– А следовало, – сказала Эйлиш.
– Потом я услышал, что ты уезжаешь, и подумал: такое уж мое везенье.
– Я помню, каким ты был в тот вечер, – сказала она. – У меня сложилось впечатление, что мы обе тебе не нравимся, и я, и Нэнси.
– И вот мне рассказали, что ты опять дома, – продолжал он, словно не услышав ее, – и я увидел тебя, выглядела ты фантастически, а мне еще не удалось прийти в себя после истории с сестрой Нэнси, и я решил, что пойду на все, лишь бы снова с тобой повстречаться.
Джим прижал ее к себе, накрыл ладонями ее груди. Эйлиш услышала, как тяжело он задышал.
– Мы можем поговорить о твоих планах? – спросил он.
– Конечно, – ответила Эйлиш.
– Я о том, что если ты должна вернуться, то давай обручимся до твоего отъезда?
– Возможно, мы поговорим об этом в самом скором времени.
– Понимаешь, если я опять тебя потеряю… не знаю, как это сказать, но…
Эйлиш повернулась к нему, и они стали целоваться, и оставались на берегу, пока не сгустился туман и не появились первые признаки приближения ночи, и тогда они вернулись к машине и поехали в Эннискорти.

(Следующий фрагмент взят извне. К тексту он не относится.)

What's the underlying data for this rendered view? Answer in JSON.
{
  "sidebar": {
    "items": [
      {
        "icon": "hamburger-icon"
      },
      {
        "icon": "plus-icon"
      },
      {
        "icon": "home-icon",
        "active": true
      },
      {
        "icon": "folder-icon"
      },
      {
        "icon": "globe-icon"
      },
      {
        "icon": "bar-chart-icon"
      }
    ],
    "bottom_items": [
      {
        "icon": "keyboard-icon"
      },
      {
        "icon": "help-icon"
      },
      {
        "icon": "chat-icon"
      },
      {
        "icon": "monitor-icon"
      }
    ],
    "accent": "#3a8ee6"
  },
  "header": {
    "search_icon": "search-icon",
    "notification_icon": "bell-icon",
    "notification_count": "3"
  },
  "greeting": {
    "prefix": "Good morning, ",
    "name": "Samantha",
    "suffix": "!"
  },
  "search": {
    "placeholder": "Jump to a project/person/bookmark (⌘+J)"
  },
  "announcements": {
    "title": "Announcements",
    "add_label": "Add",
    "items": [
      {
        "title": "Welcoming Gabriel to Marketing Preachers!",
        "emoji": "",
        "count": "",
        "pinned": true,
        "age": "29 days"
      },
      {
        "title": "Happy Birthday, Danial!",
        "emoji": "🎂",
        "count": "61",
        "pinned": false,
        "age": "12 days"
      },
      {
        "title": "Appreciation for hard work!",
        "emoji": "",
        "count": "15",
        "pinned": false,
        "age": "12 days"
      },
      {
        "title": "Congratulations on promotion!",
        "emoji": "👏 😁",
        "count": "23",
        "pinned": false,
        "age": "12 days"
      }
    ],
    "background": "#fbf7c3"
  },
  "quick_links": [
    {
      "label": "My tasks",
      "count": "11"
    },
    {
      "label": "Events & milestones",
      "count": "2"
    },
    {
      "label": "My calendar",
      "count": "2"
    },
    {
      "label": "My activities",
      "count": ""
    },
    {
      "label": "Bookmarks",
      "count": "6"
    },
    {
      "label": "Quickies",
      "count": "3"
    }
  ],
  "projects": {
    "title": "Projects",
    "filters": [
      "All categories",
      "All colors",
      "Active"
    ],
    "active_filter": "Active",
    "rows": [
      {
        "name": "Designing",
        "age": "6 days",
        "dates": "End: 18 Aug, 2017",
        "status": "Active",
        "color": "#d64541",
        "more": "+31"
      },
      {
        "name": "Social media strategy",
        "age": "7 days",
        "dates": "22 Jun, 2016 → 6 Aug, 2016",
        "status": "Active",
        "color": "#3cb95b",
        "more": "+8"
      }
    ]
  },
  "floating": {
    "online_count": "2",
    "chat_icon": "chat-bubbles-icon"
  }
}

Несколько дней спустя пришло короткое письмо от матери Джима, оно содержало официальное приглашение к чаю на следующий четверг и сообщение о приеме, который гольф-клуб устраивает в честь Роуз и на который они смогут отправиться после чаепития. Эйлиш показала письмо матери, спросила, не хочет ли и она пойти на прием как представительница их семьи, но мать сказала – нет, ей будет там слишком грустно и она только порадуется, если Эйлиш посетит прием вместе с Фарреллами и представит их семью.

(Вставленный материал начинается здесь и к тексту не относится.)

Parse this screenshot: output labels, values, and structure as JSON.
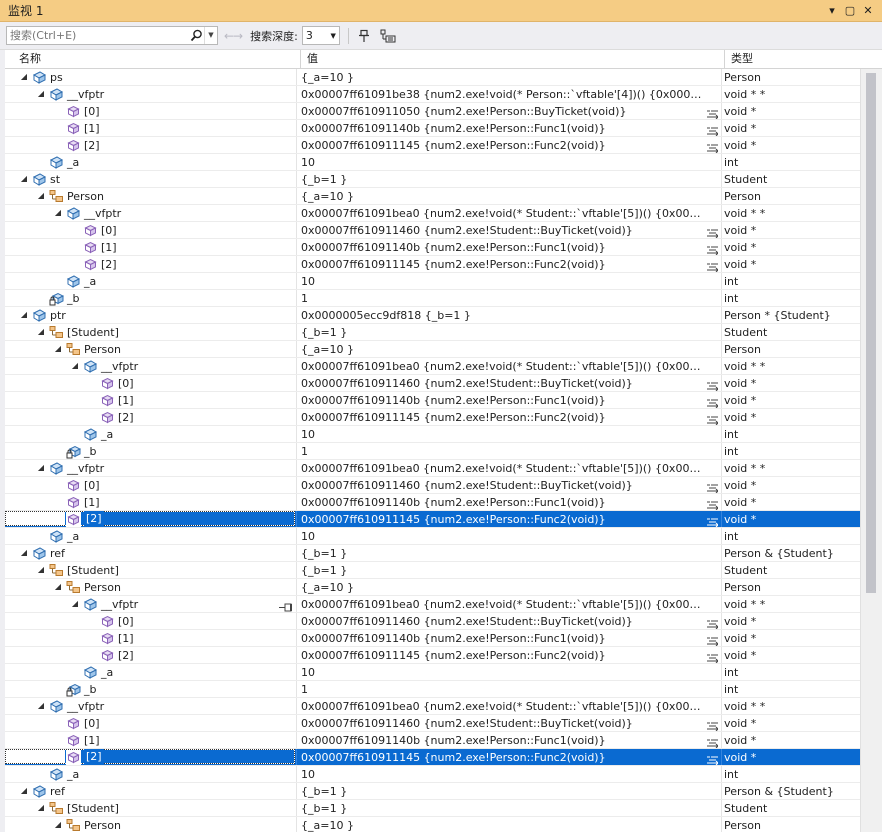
{
  "window": {
    "title": "监视 1",
    "controls": [
      "▾",
      "▢",
      "✕"
    ]
  },
  "toolbar": {
    "search_placeholder": "搜索(Ctrl+E)",
    "nav_label": "←→",
    "depth_label": "搜索深度:",
    "depth_value": "3"
  },
  "columns": {
    "name": "名称",
    "value": "值",
    "type": "类型"
  },
  "colors": {
    "selected_row": "#0a6ad1",
    "title_bar": "#f5cc84"
  },
  "rows": [
    {
      "depth": 0,
      "exp": "expanded",
      "icon": "field-icon",
      "name": "ps",
      "value": "{_a=10 }",
      "type": "Person"
    },
    {
      "depth": 1,
      "exp": "expanded",
      "icon": "field-icon",
      "name": "__vfptr",
      "value": "0x00007ff61091be38 {num2.exe!void(* Person::`vftable'[4])() {0x00007ff610911...",
      "type": "void * *"
    },
    {
      "depth": 2,
      "exp": "none",
      "icon": "element-icon",
      "name": "[0]",
      "value": "0x00007ff610911050 {num2.exe!Person::BuyTicket(void)}",
      "type": "void *",
      "vis": true
    },
    {
      "depth": 2,
      "exp": "none",
      "icon": "element-icon",
      "name": "[1]",
      "value": "0x00007ff61091140b {num2.exe!Person::Func1(void)}",
      "type": "void *",
      "vis": true
    },
    {
      "depth": 2,
      "exp": "none",
      "icon": "element-icon",
      "name": "[2]",
      "value": "0x00007ff610911145 {num2.exe!Person::Func2(void)}",
      "type": "void *",
      "vis": true
    },
    {
      "depth": 1,
      "exp": "none",
      "icon": "field-icon",
      "name": "_a",
      "value": "10",
      "type": "int"
    },
    {
      "depth": 0,
      "exp": "expanded",
      "icon": "field-icon",
      "name": "st",
      "value": "{_b=1 }",
      "type": "Student"
    },
    {
      "depth": 1,
      "exp": "expanded",
      "icon": "base-class-icon",
      "name": "Person",
      "value": "{_a=10 }",
      "type": "Person"
    },
    {
      "depth": 2,
      "exp": "expanded",
      "icon": "field-icon",
      "name": "__vfptr",
      "value": "0x00007ff61091bea0 {num2.exe!void(* Student::`vftable'[5])() {0x00007ff61091...",
      "type": "void * *"
    },
    {
      "depth": 3,
      "exp": "none",
      "icon": "element-icon",
      "name": "[0]",
      "value": "0x00007ff610911460 {num2.exe!Student::BuyTicket(void)}",
      "type": "void *",
      "vis": true
    },
    {
      "depth": 3,
      "exp": "none",
      "icon": "element-icon",
      "name": "[1]",
      "value": "0x00007ff61091140b {num2.exe!Person::Func1(void)}",
      "type": "void *",
      "vis": true
    },
    {
      "depth": 3,
      "exp": "none",
      "icon": "element-icon",
      "name": "[2]",
      "value": "0x00007ff610911145 {num2.exe!Person::Func2(void)}",
      "type": "void *",
      "vis": true
    },
    {
      "depth": 2,
      "exp": "none",
      "icon": "field-icon",
      "name": "_a",
      "value": "10",
      "type": "int"
    },
    {
      "depth": 1,
      "exp": "none",
      "icon": "private-field-icon",
      "name": "_b",
      "value": "1",
      "type": "int"
    },
    {
      "depth": 0,
      "exp": "expanded",
      "icon": "field-icon",
      "name": "ptr",
      "value": "0x0000005ecc9df818 {_b=1 }",
      "type": "Person * {Student}"
    },
    {
      "depth": 1,
      "exp": "expanded",
      "icon": "base-class-icon",
      "name": "[Student]",
      "value": "{_b=1 }",
      "type": "Student"
    },
    {
      "depth": 2,
      "exp": "expanded",
      "icon": "base-class-icon",
      "name": "Person",
      "value": "{_a=10 }",
      "type": "Person"
    },
    {
      "depth": 3,
      "exp": "expanded",
      "icon": "field-icon",
      "name": "__vfptr",
      "value": "0x00007ff61091bea0 {num2.exe!void(* Student::`vftable'[5])() {0x00007ff61091...",
      "type": "void * *"
    },
    {
      "depth": 4,
      "exp": "none",
      "icon": "element-icon",
      "name": "[0]",
      "value": "0x00007ff610911460 {num2.exe!Student::BuyTicket(void)}",
      "type": "void *",
      "vis": true
    },
    {
      "depth": 4,
      "exp": "none",
      "icon": "element-icon",
      "name": "[1]",
      "value": "0x00007ff61091140b {num2.exe!Person::Func1(void)}",
      "type": "void *",
      "vis": true
    },
    {
      "depth": 4,
      "exp": "none",
      "icon": "element-icon",
      "name": "[2]",
      "value": "0x00007ff610911145 {num2.exe!Person::Func2(void)}",
      "type": "void *",
      "vis": true
    },
    {
      "depth": 3,
      "exp": "none",
      "icon": "field-icon",
      "name": "_a",
      "value": "10",
      "type": "int"
    },
    {
      "depth": 2,
      "exp": "none",
      "icon": "private-field-icon",
      "name": "_b",
      "value": "1",
      "type": "int"
    },
    {
      "depth": 1,
      "exp": "expanded",
      "icon": "field-icon",
      "name": "__vfptr",
      "value": "0x00007ff61091bea0 {num2.exe!void(* Student::`vftable'[5])() {0x00007ff61091...",
      "type": "void * *"
    },
    {
      "depth": 2,
      "exp": "none",
      "icon": "element-icon",
      "name": "[0]",
      "value": "0x00007ff610911460 {num2.exe!Student::BuyTicket(void)}",
      "type": "void *",
      "vis": true
    },
    {
      "depth": 2,
      "exp": "none",
      "icon": "element-icon",
      "name": "[1]",
      "value": "0x00007ff61091140b {num2.exe!Person::Func1(void)}",
      "type": "void *",
      "vis": true
    },
    {
      "depth": 2,
      "exp": "none",
      "icon": "element-icon",
      "name": "[2]",
      "value": "0x00007ff610911145 {num2.exe!Person::Func2(void)}",
      "type": "void *",
      "vis": true,
      "selected": true
    },
    {
      "depth": 1,
      "exp": "none",
      "icon": "field-icon",
      "name": "_a",
      "value": "10",
      "type": "int"
    },
    {
      "depth": 0,
      "exp": "expanded",
      "icon": "field-icon",
      "name": "ref",
      "value": "{_b=1 }",
      "type": "Person & {Student}"
    },
    {
      "depth": 1,
      "exp": "expanded",
      "icon": "base-class-icon",
      "name": "[Student]",
      "value": "{_b=1 }",
      "type": "Student"
    },
    {
      "depth": 2,
      "exp": "expanded",
      "icon": "base-class-icon",
      "name": "Person",
      "value": "{_a=10 }",
      "type": "Person"
    },
    {
      "depth": 3,
      "exp": "expanded",
      "icon": "field-icon",
      "name": "__vfptr",
      "value": "0x00007ff61091bea0 {num2.exe!void(* Student::`vftable'[5])() {0x00007ff61091...",
      "type": "void * *",
      "pin": true
    },
    {
      "depth": 4,
      "exp": "none",
      "icon": "element-icon",
      "name": "[0]",
      "value": "0x00007ff610911460 {num2.exe!Student::BuyTicket(void)}",
      "type": "void *",
      "vis": true
    },
    {
      "depth": 4,
      "exp": "none",
      "icon": "element-icon",
      "name": "[1]",
      "value": "0x00007ff61091140b {num2.exe!Person::Func1(void)}",
      "type": "void *",
      "vis": true
    },
    {
      "depth": 4,
      "exp": "none",
      "icon": "element-icon",
      "name": "[2]",
      "value": "0x00007ff610911145 {num2.exe!Person::Func2(void)}",
      "type": "void *",
      "vis": true
    },
    {
      "depth": 3,
      "exp": "none",
      "icon": "field-icon",
      "name": "_a",
      "value": "10",
      "type": "int"
    },
    {
      "depth": 2,
      "exp": "none",
      "icon": "private-field-icon",
      "name": "_b",
      "value": "1",
      "type": "int"
    },
    {
      "depth": 1,
      "exp": "expanded",
      "icon": "field-icon",
      "name": "__vfptr",
      "value": "0x00007ff61091bea0 {num2.exe!void(* Student::`vftable'[5])() {0x00007ff61091...",
      "type": "void * *"
    },
    {
      "depth": 2,
      "exp": "none",
      "icon": "element-icon",
      "name": "[0]",
      "value": "0x00007ff610911460 {num2.exe!Student::BuyTicket(void)}",
      "type": "void *",
      "vis": true
    },
    {
      "depth": 2,
      "exp": "none",
      "icon": "element-icon",
      "name": "[1]",
      "value": "0x00007ff61091140b {num2.exe!Person::Func1(void)}",
      "type": "void *",
      "vis": true
    },
    {
      "depth": 2,
      "exp": "none",
      "icon": "element-icon",
      "name": "[2]",
      "value": "0x00007ff610911145 {num2.exe!Person::Func2(void)}",
      "type": "void *",
      "vis": true,
      "selected": true
    },
    {
      "depth": 1,
      "exp": "none",
      "icon": "field-icon",
      "name": "_a",
      "value": "10",
      "type": "int"
    },
    {
      "depth": 0,
      "exp": "expanded",
      "icon": "field-icon",
      "name": "ref",
      "value": "{_b=1 }",
      "type": "Person & {Student}"
    },
    {
      "depth": 1,
      "exp": "expanded",
      "icon": "base-class-icon",
      "name": "[Student]",
      "value": "{_b=1 }",
      "type": "Student"
    },
    {
      "depth": 2,
      "exp": "expanded",
      "icon": "base-class-icon",
      "name": "Person",
      "value": "{_a=10 }",
      "type": "Person"
    }
  ]
}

Следующий уик-энд выдался дождливым. В субботу Джим заехал за ней, и они направились в Рослэр, пообедали вечером в отеле «Странд». Ковыряя ложечкой десерт, Эйлиш почувствовала искушение рассказать Джиму все, попросить его помощи и совета. Он добр, думала она, благоразумен и даже умен – в некоторых отношениях, – но консервативен. Ему нравится положение, которое он занимает в городе, а то, что он управляет благопристойным пабом и происходит из почтенной семьи, имеет для него большое значение. За всю свою жизнь он не совершил ни одного необычного поступка, да и не совершит никогда, подумала Эйлиш. Его представления о себе и о жизни не допускают возможности встреч с замужней женщиной, хуже того, с женщиной, которая ни ему, и никому другому о своем замужестве не сказала.

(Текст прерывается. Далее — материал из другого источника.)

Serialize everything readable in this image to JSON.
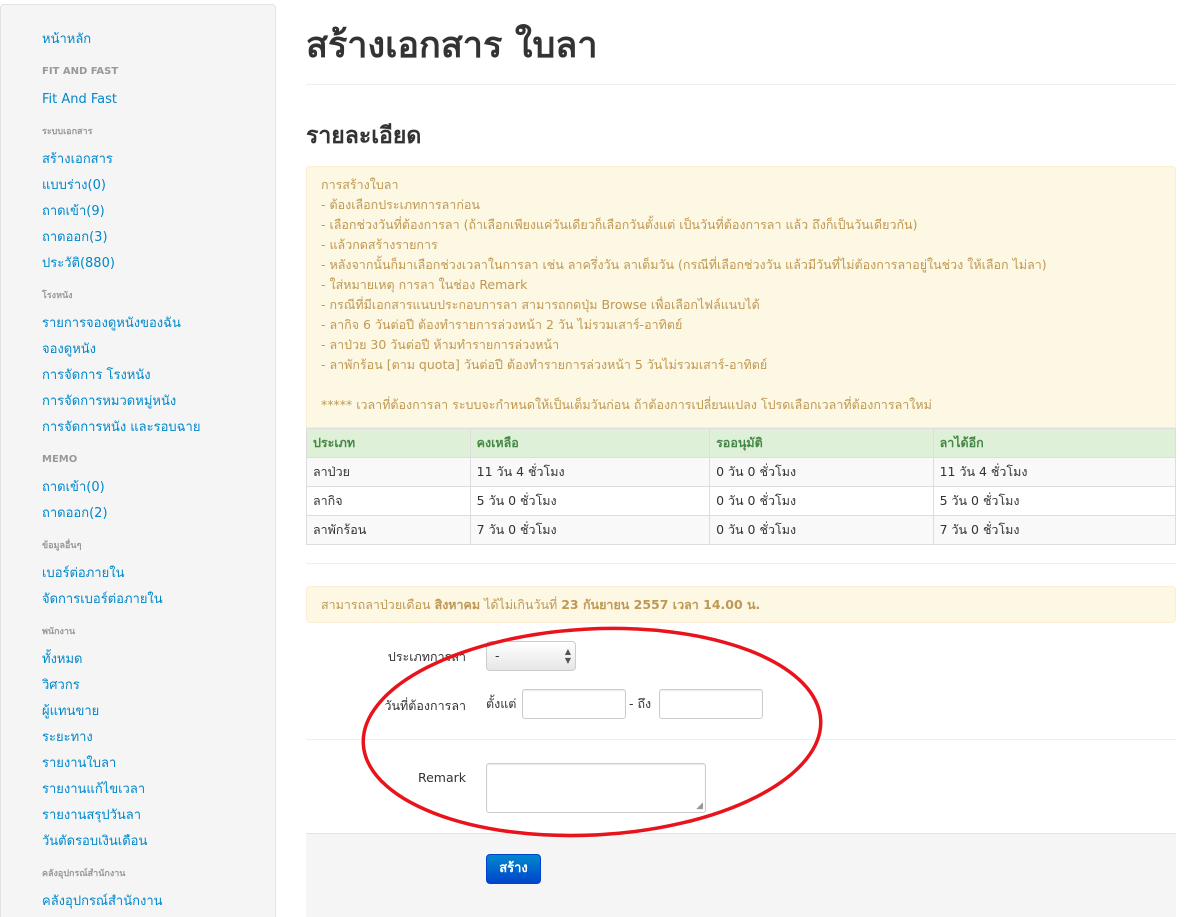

В неярком свете гостиничного ресторана она вгляделась в благодушное лицо Джима и решила ничего ему сейчас не говорить. Они вернулись в Эннискорти. А уже дома, посмотрев на письма Тони в ящике комода – некоторые так и остались нераспечатанными – Эйлиш поняла, что никогда и ничего Джиму не расскажет. Просто нельзя, а уж как он отреагирует на ее обман, она и вообразить не могла.